2 g of propylene glycol alginate having an esterification degree of 62% was dissolved in 100 ml of distilled water, 100 ml of 0.6M hydrochloric acid was added, and the mixture was hydrolyzed in an oil bath at 120 ° C. for 2 hours, and then at 10,000 × g. After centrifugation for 30 minutes, a precipitate was obtained. The precipitate was suspended in 50 ml of distilled water and neutralized with 0.1N sodium hydroxide solution. Then, it was filled up to 100 ml and 100 ml of 50 mM calcium chloride was added. The resulting precipitate was collected by centrifugation and freeze-dried to obtain 404 mg of calcium alginate. After removing calcium with EDTA, JEOL JNM-GX400 nuclear magnetic resonance apparatus (40
¹ H NMR spectrum was measured using 0 MHz) to determine the content rate of guluronic acid.

The same operation was performed on the deesterified propylene glycol alginate having a degree of esterification of 62% and 84% and analyzed.

The analysis results are shown in Table 1 below.

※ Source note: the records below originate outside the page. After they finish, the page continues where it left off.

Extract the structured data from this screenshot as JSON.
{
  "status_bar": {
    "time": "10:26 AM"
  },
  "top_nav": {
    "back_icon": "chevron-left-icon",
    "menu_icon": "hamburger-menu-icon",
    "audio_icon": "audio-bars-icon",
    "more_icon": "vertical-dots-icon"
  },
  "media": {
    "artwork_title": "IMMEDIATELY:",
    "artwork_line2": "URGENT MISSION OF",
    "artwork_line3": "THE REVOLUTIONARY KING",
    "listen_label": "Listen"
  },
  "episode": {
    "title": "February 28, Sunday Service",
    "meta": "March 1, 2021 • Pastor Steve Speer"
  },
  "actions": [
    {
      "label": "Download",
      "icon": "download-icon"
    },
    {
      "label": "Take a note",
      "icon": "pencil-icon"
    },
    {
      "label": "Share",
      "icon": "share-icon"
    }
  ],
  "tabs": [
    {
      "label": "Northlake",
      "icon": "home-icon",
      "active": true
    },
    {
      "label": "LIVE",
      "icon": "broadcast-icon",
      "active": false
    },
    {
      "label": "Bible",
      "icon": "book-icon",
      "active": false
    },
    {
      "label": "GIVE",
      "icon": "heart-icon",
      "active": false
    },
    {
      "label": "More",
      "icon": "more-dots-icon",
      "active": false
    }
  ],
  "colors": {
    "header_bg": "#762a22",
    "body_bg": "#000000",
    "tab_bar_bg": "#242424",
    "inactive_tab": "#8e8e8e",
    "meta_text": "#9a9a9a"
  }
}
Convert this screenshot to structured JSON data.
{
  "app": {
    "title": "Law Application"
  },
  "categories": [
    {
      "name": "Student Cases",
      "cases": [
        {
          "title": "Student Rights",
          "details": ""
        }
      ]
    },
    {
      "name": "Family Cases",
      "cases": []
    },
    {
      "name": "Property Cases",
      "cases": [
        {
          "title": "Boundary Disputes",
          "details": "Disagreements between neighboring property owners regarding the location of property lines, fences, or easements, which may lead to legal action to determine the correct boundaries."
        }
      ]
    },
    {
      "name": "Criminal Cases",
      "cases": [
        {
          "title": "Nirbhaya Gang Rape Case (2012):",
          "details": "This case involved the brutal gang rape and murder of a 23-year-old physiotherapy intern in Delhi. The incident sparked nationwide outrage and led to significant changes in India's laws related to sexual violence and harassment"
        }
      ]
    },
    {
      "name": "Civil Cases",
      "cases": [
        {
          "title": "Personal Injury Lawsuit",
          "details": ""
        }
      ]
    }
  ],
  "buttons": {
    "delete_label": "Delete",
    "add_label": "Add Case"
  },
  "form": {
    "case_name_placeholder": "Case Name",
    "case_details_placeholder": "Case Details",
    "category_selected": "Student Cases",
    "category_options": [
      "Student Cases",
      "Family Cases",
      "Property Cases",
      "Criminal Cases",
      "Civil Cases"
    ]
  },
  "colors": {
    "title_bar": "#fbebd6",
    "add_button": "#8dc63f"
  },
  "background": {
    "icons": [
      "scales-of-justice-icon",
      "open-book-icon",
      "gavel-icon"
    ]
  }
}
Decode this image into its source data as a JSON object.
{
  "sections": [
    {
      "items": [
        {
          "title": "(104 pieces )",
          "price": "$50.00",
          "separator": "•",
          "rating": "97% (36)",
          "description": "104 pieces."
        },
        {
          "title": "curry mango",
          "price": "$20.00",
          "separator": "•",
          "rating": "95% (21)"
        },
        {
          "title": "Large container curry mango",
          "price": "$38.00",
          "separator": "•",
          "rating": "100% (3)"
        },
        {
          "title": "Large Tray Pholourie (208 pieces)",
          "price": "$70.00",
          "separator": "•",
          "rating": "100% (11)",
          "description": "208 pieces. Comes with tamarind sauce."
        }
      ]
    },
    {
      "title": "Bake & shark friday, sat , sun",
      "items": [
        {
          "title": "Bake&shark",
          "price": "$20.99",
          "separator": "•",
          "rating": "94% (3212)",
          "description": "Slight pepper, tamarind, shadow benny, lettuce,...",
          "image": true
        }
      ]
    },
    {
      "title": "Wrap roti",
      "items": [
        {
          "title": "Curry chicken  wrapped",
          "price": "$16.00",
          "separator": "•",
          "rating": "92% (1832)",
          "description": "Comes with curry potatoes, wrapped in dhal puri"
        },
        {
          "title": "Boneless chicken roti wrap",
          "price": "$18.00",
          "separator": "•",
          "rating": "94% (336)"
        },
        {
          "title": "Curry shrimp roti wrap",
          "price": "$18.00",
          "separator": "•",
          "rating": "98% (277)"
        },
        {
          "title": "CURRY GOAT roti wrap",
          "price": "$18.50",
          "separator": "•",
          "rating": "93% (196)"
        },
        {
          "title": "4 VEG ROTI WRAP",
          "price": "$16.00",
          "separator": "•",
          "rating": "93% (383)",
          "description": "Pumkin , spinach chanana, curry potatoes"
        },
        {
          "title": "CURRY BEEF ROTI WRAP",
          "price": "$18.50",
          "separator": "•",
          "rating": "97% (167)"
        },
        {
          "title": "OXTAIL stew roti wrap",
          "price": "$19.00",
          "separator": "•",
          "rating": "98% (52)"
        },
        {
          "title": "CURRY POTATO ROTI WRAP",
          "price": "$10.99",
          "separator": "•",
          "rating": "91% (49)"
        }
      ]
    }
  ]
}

(Table 1) Reagents (degree of esterification) Guluronic acid content (%) Hydrolysis only pH fraction Ca fraction Alginic acid 74.2 94.7 100.0 PGA (10%) 84.7 98. 4 97.7 PGA (49%) 91.5 --- PGA (62%) 98.1 98.9 98.8 PGA (84%) 97.9 99.5 98.9 PGA (87%) 94.0 --PGA (62% deesterified product) 90.0 98.4 97.8 PGA (84% deesterified product) 92.4 98.3 98.0

 ─────────────────────────────────────────────────── ─── Continuation of the front page (72) Hidemi Kawada, 1992-17 Kitakorozawa-machi, Tokorozawa, Saitama Prefecture Wing Court Tokorozawa P1-202 (72) Inventor, Katsumi Murata 1-4-21-202 Midoricho, Tanashi City, Tokyo

Claims (3)

[Claims] 1. A method for producing alginic acid or an alginate having a high guluronic acid content, which comprises separating an insoluble component formed by hydrolyzing a propylene glycol alginate or a deesterified product thereof. 2. A guluronic acid-containing product, which comprises separating an insoluble component produced by subjecting an insoluble component produced by hydrolyzing a propylene glycol alginate or a deesterified product thereof to a condition of pH 2.8 to 3.0. A method for producing alginic acid or alginate having a high rate. 3. An alginic acid having a high guluronic acid content, which comprises treating an insoluble component produced by hydrolyzing a propylene glycol alginate or a deesterified product thereof with a solution of a calcium salt, and separating the produced insoluble component. Method for producing alginate.